Tuesday, January 8, 2013

In the Kitchen: Chocolate Truffles

This is Ree Drummond's recipe found on her show Pioneer Woman in the episode Chocolate Day. I separated the truffle mixture and added mint extract to half the recipe so I'd have some with mint and some that were plain chocolate.  I rolled the mint truffles in cocoa powder to finish them and used sparkle sugar on the plain chocolate truffles.  The finished product was so pretty!

Please follow the link to her recipe (and a very helpful video), I copied it here with my changes.
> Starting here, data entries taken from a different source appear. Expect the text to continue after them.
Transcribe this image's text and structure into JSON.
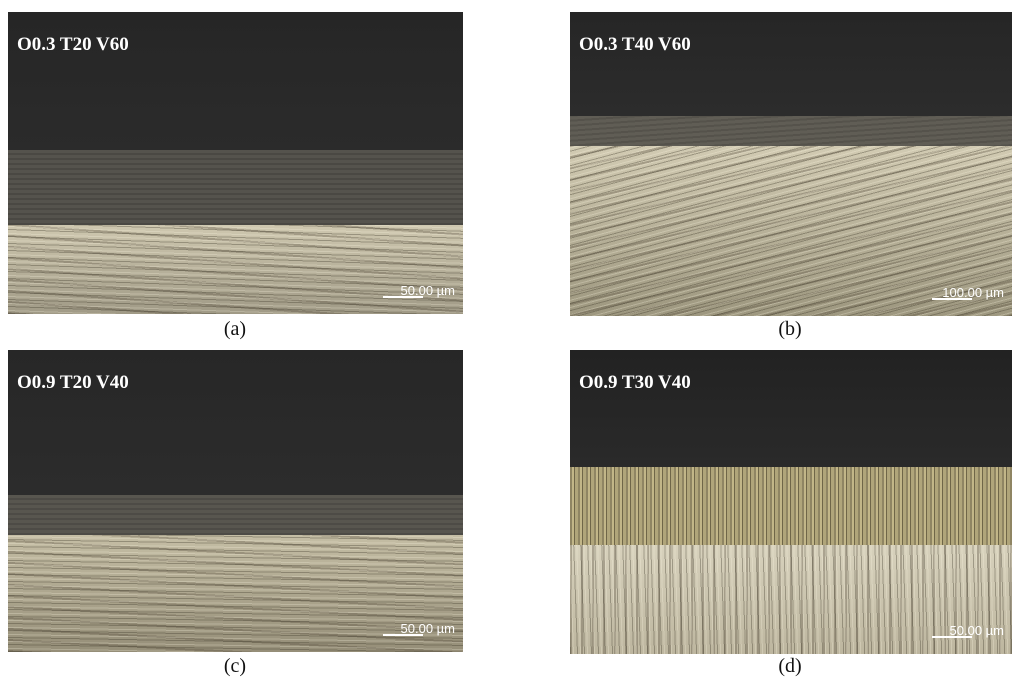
{
  "panels": [
    {
      "overlay": "O0.3 T20 V60",
      "scale": "50.00 µm",
      "caption": "(a)"
    },
    {
      "overlay": "O0.3 T40 V60",
      "scale": "100.00 µm",
      "caption": "(b)"
    },
    {
      "overlay": "O0.9 T20 V40",
      "scale": "50.00 µm",
      "caption": "(c)"
    },
    {
      "overlay": "O0.9 T30 V40",
      "scale": "50.00 µm",
      "caption": "(d)"
    }
  ]
}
  • 8 ounces bittersweet chocolate ( I didn't measure exactly)
  • 8 ounces semisweet chocolate ( I used chips so I estimated about the same amount as the bittersweet chocolate)
  • One 14-ounce can sweetened condensed milk
  • Mint extract (4 drops)
  • 8 ounces milk chocolate chips
  • Sparkle Sugar
  • cocoa powder for dusting


Heat the dark chocolates and condensed milk in a double boiler over medium-low heat until the chocolate is melted and the mixture is smooth. The mixture will have a slight marshmallow texture.
Remove from the heat.  Spoon some of the mixture into a separate bowl quickly and stir in mint extract.  Leave the other bowl of the mixture plain or mix in another flavoring to your taste.  Cover and refrigerate until completely cool, at least 2 hours.
Once chilled, roll in teaspoon-size balls, and then dip into the melted milk chocolate coating, using a fork to let the excess chocolate drip off.
Use sparkle sugar or cocoa powder to decorate the truffles.  Crushed nuts or powder sugar can also be used for a pretty finish.
Ree uses a tooth pick to help her slide the truffles off her fork.  I used this method for the first time and found it helpful.  In the past I've made buckeyes and had trouble getting them off the fork without wiping off some of the chocolate.  This is a bit time consuming but completely worth it.